Thinking about it afterward, it seemed to me that reading this book was much like marriage counseling between God and myself. I realized that I’d been bottling up my frustrations and hurts and was locked in an ongoing conversation with myself. My inner dialogue sounded like the bitter complaints of a hurt lover: “What’s God’s deal anyway? Why is He ignoring me? Why the constant invalidation of my concerns? Why the cool disregard of my needs?” Also, like a disgruntled spouse, I would talk to others about my frustrations. Between going over my grievances with others and the ongoing conversation with myself, I realized I had ceased talking with God about it. We were estranged.
Reading Yancey’s book became like a therapy session between God and myself with Yancey as a mediator. Through his words I was able to express my own grievances as well as hear God’s side of the story in a fresh way. We were on speaking terms again and more than gaining perspective I was re-gaining access to a relationship. Halfway through there emerged a real sense that the act of reading the book itself was an intimate time of prayer. We were talking again.
As I mentioned, Yancey offers little in terms of satisfactory answers to the problems that prayer poses, but prayer has never been very well suited for finding answers – Just ask Job. Relationship has to be the ultimate goal of prayer. We need to fall in love and sense that we are loved, too. We need help in engaging the mystery of this love. And any attempt on Yancey’s part to diminish the tension and mystery inherent in prayer would render his book impotent and less than true.

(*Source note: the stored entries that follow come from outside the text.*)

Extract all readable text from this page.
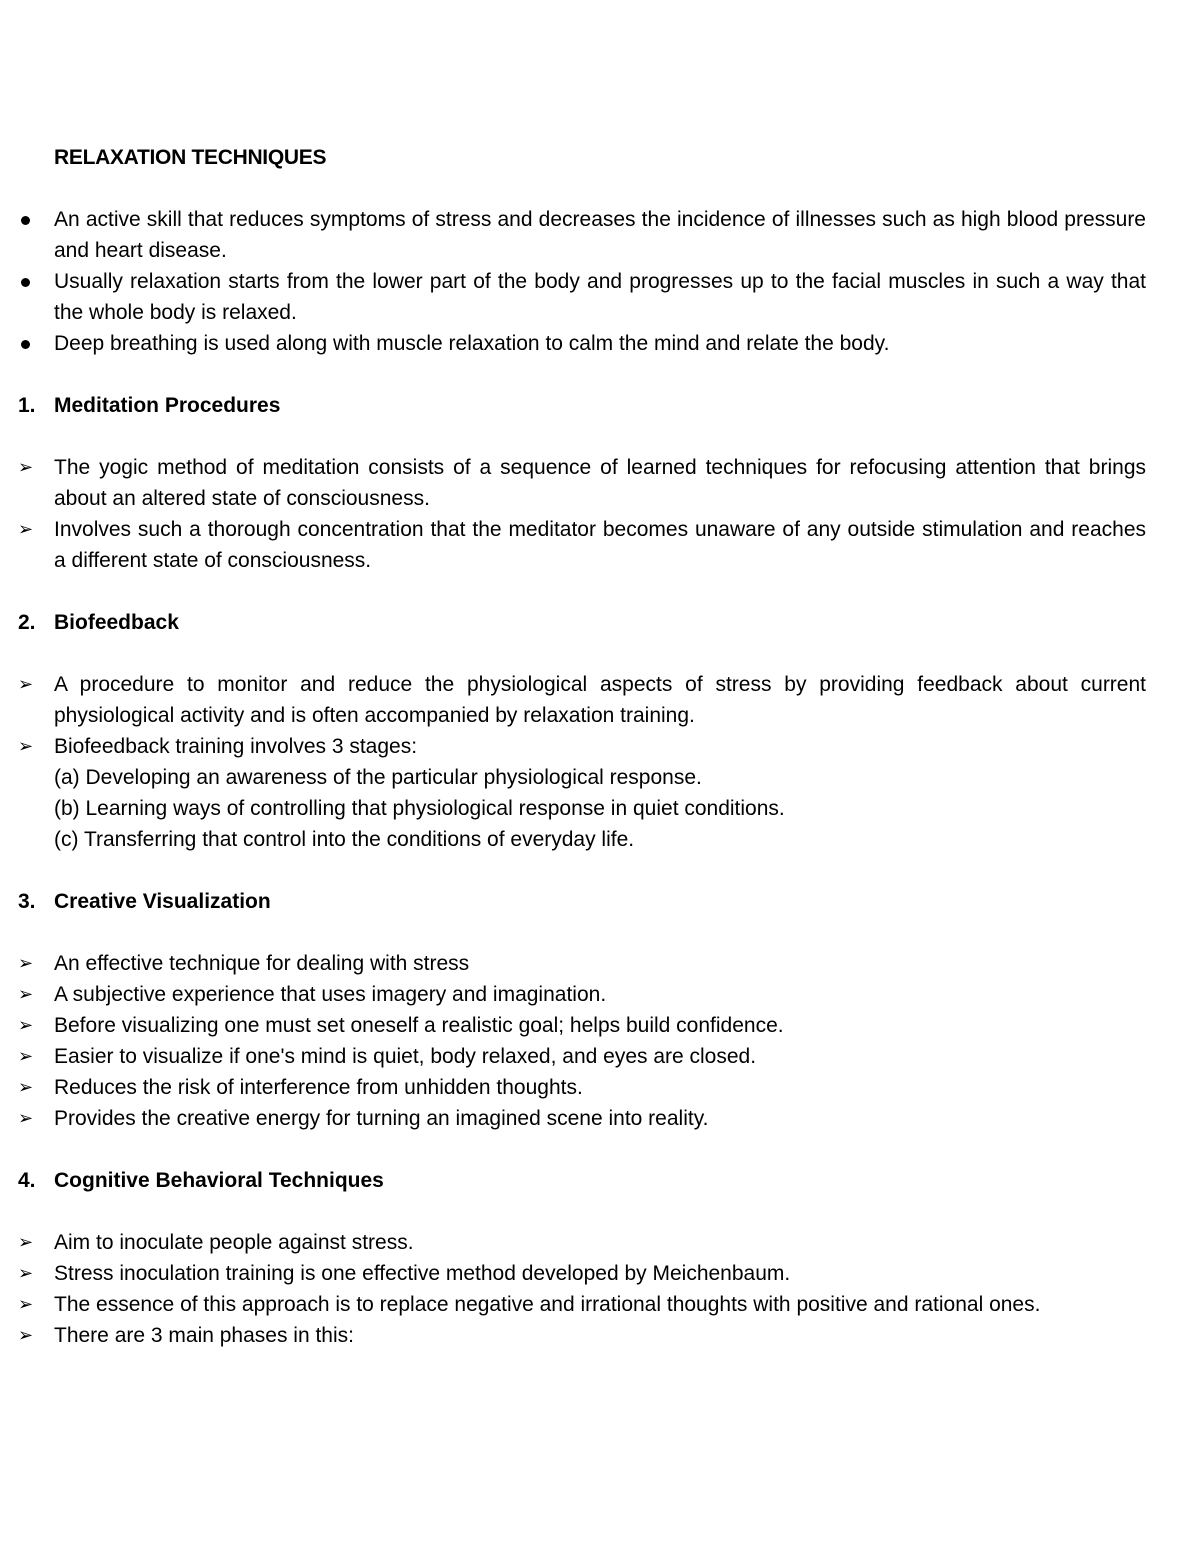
RELAXATION TECHNIQUES
An active skill that reduces symptoms of stress and decreases the incidence of illnesses such as high blood pressure and heart disease.
Usually relaxation starts from the lower part of the body and progresses up to the facial muscles in such a way that the whole body is relaxed.
Deep breathing is used along with muscle relaxation to calm the mind and relate the body.
1. Meditation Procedures
➢ The yogic method of meditation consists of a sequence of learned techniques for refocusing attention that brings about an altered state of consciousness.
➢ Involves such a thorough concentration that the meditator becomes unaware of any outside stimulation and reaches a different state of consciousness.
2. Biofeedback
➢ A procedure to monitor and reduce the physiological aspects of stress by providing feedback about current physiological activity and is often accompanied by relaxation training.
➢ Biofeedback training involves 3 stages:
(a) Developing an awareness of the particular physiological response.
(b) Learning ways of controlling that physiological response in quiet conditions.
(c) Transferring that control into the conditions of everyday life.
3. Creative Visualization
➢ An effective technique for dealing with stress
➢ A subjective experience that uses imagery and imagination.
➢ Before visualizing one must set oneself a realistic goal; helps build confidence.
➢ Easier to visualize if one's mind is quiet, body relaxed, and eyes are closed.
➢ Reduces the risk of interference from unhidden thoughts.
➢ Provides the creative energy for turning an imagined scene into reality.
4. Cognitive Behavioral Techniques
➢ Aim to inoculate people against stress.
➢ Stress inoculation training is one effective method developed by Meichenbaum.
➢ The essence of this approach is to replace negative and irrational thoughts with positive and rational ones.
➢ There are 3 main phases in this:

In the end, Yancey helps us ask the hard questions about prayer, but also confronts us with the hardest kind of answers – messy, ambiguous, and the kind that dare us to hope and to engage our heart, mind, and even soul. Whether or not you are struggling with prayer, I highly recommend this as a thoughtful book full of heart and integrity. My prayer is that, like me, you will find peace, perspective, and an opportunity to engage the God of the universe in an intimate conversation about your own deepest hopes and fears.